The CCJ was formed at a time of Nazi persecution of Jews but the full scale of the extermination process, and the response of organisations such as the CCJ, was to an extent governed by the amount of factual information then available in the public domain. In 1942 deputations were sent to the Foreign Office and Anthony Eden regarding the accounts then emerging about the Nazi extermination process, followed by a letter published in The Times on 5 December speaking of a 'horror beyond what imagination can grasp...burning indignation at this atrocity, to which the records of barbarous ages scarcely provide a parallel.” The letter criticised the delays in officialdom, branding their excuses as having an 'air of irrelevance', and called for the prosecution of those involved in the extermination process after the war.

The Archbishop of Canterbury, Temple, at the behest of the CCJ, made a broadcast to the Hungarian people using the BBC World Service and appealed:

"do your utmost to save from persecution, it may be from massacre, those who are now threatened as a result of German occupation...Help them to hide from their tormentors, help them, if possible, to escape. Do all you can to prevent the extermination of people whose only fault is the race from which they are born or the independence of their minds and constancy of their convictions".

Some political voices raised concerns that such protestations could make things worse for the Jews but by early 1943 it had already become clear that nothing could be worse than what the Jews were currently suffering. Archbishop Temple addressed the House of Lords in March 1943 in which he referenced the massacre of Jews taking place, urging all means of action and condemned the procrastination of officialdom. He concluded:

"We at this moment have upon us a tremendous responsibility . We stand at the bar of history, of humanity, and of God."

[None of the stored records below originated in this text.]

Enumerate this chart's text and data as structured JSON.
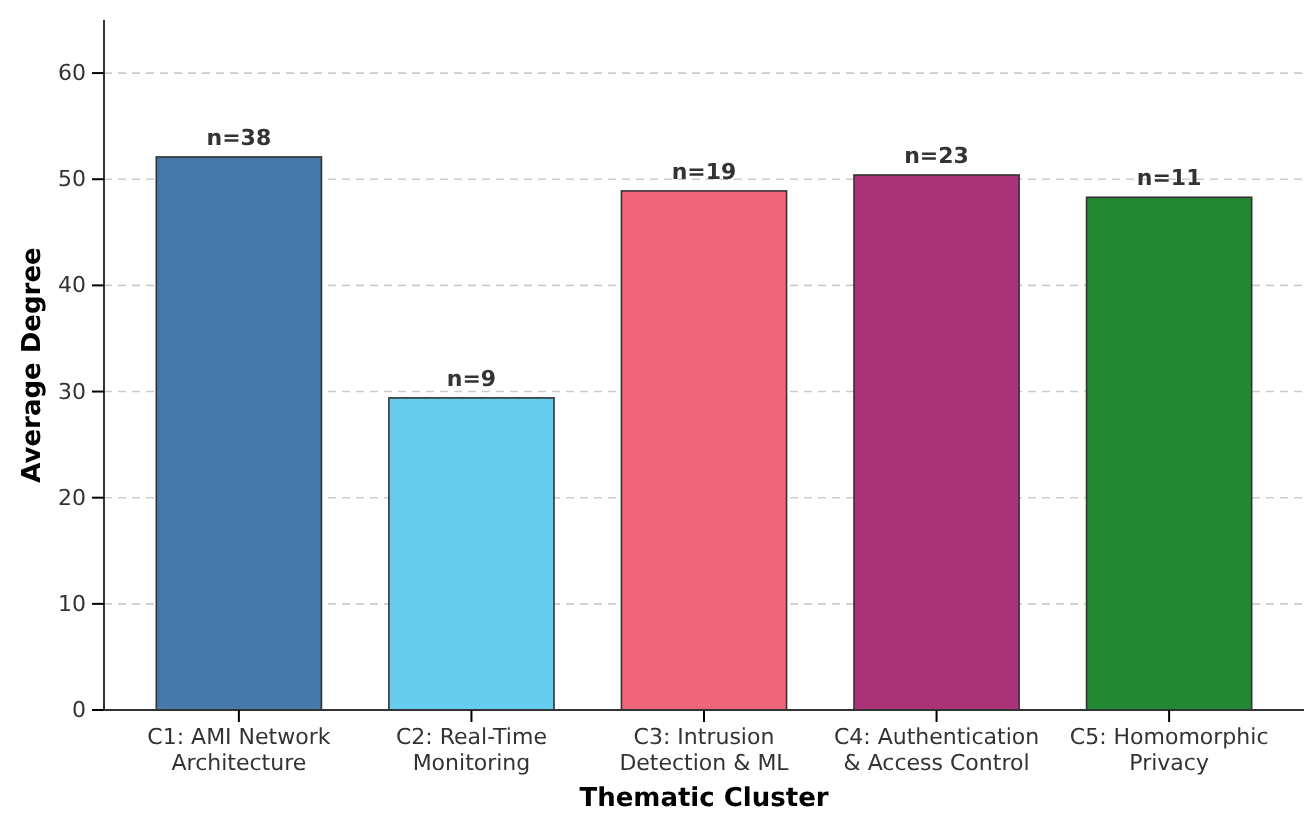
{
  "chart_data": {
    "type": "bar",
    "xlabel": "Thematic Cluster",
    "ylabel": "Average Degree",
    "categories": [
      "C1: AMI Network Architecture",
      "C2: Real-Time Monitoring",
      "C3: Intrusion Detection & ML",
      "C4: Authentication & Access Control",
      "C5: Homomorphic Privacy"
    ],
    "values": [
      52.1,
      29.4,
      48.9,
      50.4,
      48.3
    ],
    "colors": [
      "#4479aa",
      "#66ccee",
      "#ee6677",
      "#aa3377",
      "#228833"
    ],
    "annotations": [
      {
        "text": "n=38",
        "x": "C1: AMI Network Architecture",
        "y": 52.1
      },
      {
        "text": "n=9",
        "x": "C2: Real-Time Monitoring",
        "y": 29.4
      },
      {
        "text": "n=19",
        "x": "C3: Intrusion Detection & ML",
        "y": 48.9
      },
      {
        "text": "n=23",
        "x": "C4: Authentication & Access Control",
        "y": 50.4
      },
      {
        "text": "n=11",
        "x": "C5: Homomorphic Privacy",
        "y": 48.3
      }
    ],
    "ylim": [
      0,
      65
    ],
    "yticks": [
      0,
      10,
      20,
      30,
      40,
      50,
      60
    ],
    "grid": "y"
  }
}
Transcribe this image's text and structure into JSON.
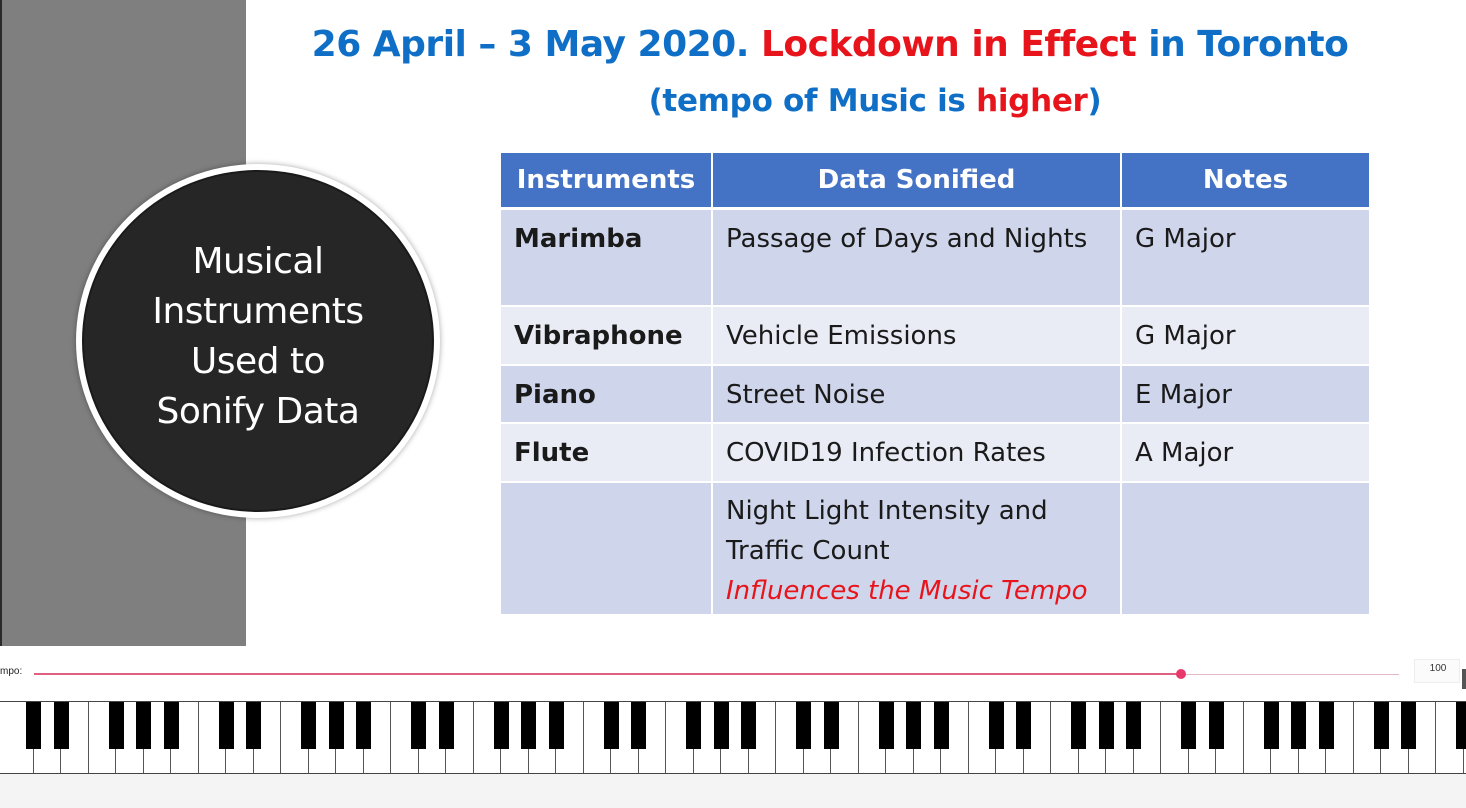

Braybook (1991) notes that "Much is said of the silence of the Churches, which was often all too evident" but he picks out Temple, and the leaders of the various Churches who supported him, as an outspoken critic on this issue. The World Jewish Congress spoke of him as "the champion of the Jews".

At a meeting of the CCJ held on the 50th anniversary of Kristallnacht in 1988 Dr. Robert Runcie, the Archbishop of Canterbury acknowledged that the roots of these events lay in the preceding centuries of Christian anti-Semitism:

'Without centuries of Christian anti-Semitism, Hitlers passionate hatred would never have been so passionately echoed....The travesty of Kristallnacht and all that followed is that so much was perpetrated in Christ's name. To glorify the Third Reich, the Christian faith was betrayed. We cannot say, "We did not know", We did - and stood by.. And even today there are many Christians who fail to see it as self evident and why this blindness? Because for centuries Christians have held Jews collectively responsible for the death of Jesus. On Good Friday Jews have, in times past, cowered behind locked doors for fear of a Christian mob seeking 'revenge' for deicide. Without the poisoning of Christian minds through the centuries, the holocaust is unthinkable'.